Here is a problem with your weblogs being kept by your webserver provider,
it defeats HTTPS. Looking at logs from HTTPS is just like looking at logs
of HTTP, etc. Also, suppose you encrypted from the client-side and were
deciphering on the server side, it can be defeated. But somebody would have
to break laws (digging in your server-side files) to do it. However, there
is nothing but a terms-and-conditions negotiation with the provider to stop
them from doing anything with your weblogs. Do me a favour and put a print
statement in your Perl script that indicates that unahtorized access of this
URL is disallowed. It will not stop the problem, but it pushes a basis for
making the other party's access to your logs illegal.


Some general comments.

This is our fault... for wonting convenience.
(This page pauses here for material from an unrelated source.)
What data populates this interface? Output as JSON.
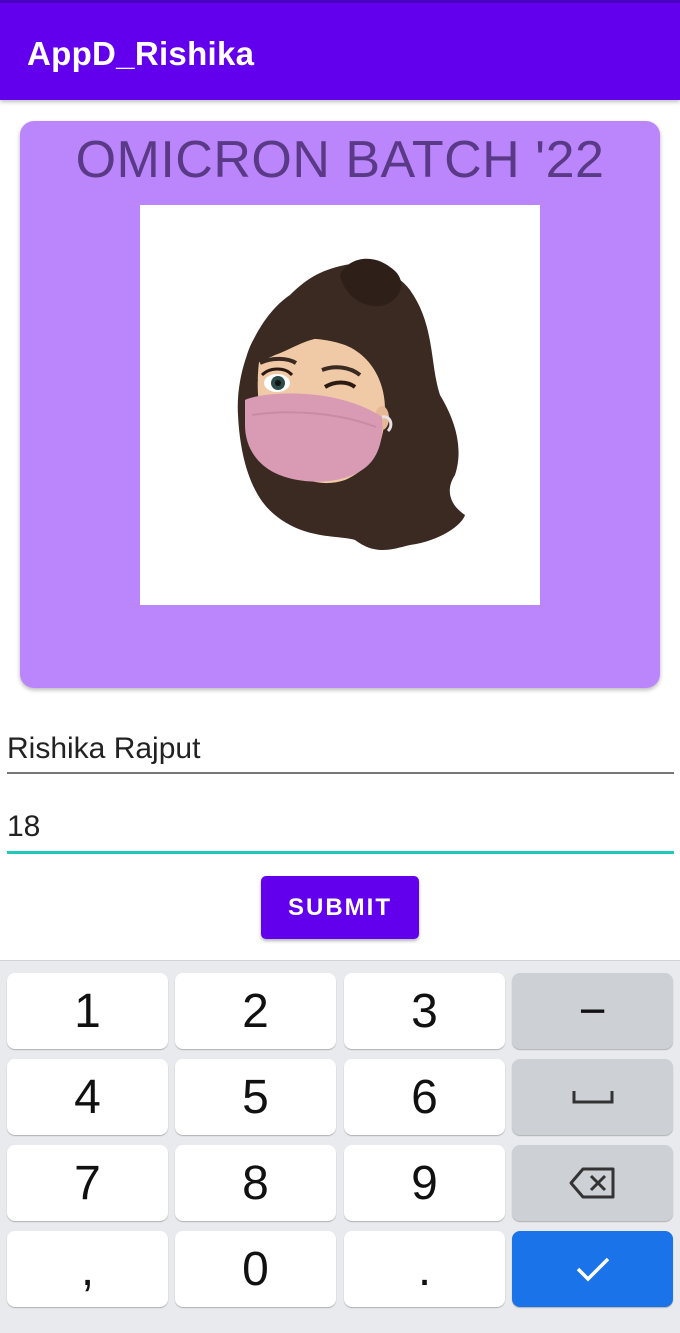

Our fault for making technology
so accessible to everyone. Anyone can have a website now, but that convenience
comes with lack of security/privacy, depending on how paranoid one is. We are
just not victimized as often.

I have been running all my webspots from a virtual server for about 10 years
now, starting form Slicehost before they were purchased by Rackspace. Back in
the slicehost days, and to my knowledge still today, they had been very
careful with not allowing inner and outer compromise of user data. To some
extent I am valnurable to loss of privacy. But at the very least I have my
web logs and SQL dbase on my "own" filesystem. There are questions about that
as well. form the inside (Rackspace), even encrypted containers can be accessed
because the system is virtualized. Anyway, the short story is that if you are
getting serviced by somebody else at the software level, you are giving up
a lot of security.

Please update us if you find anything else.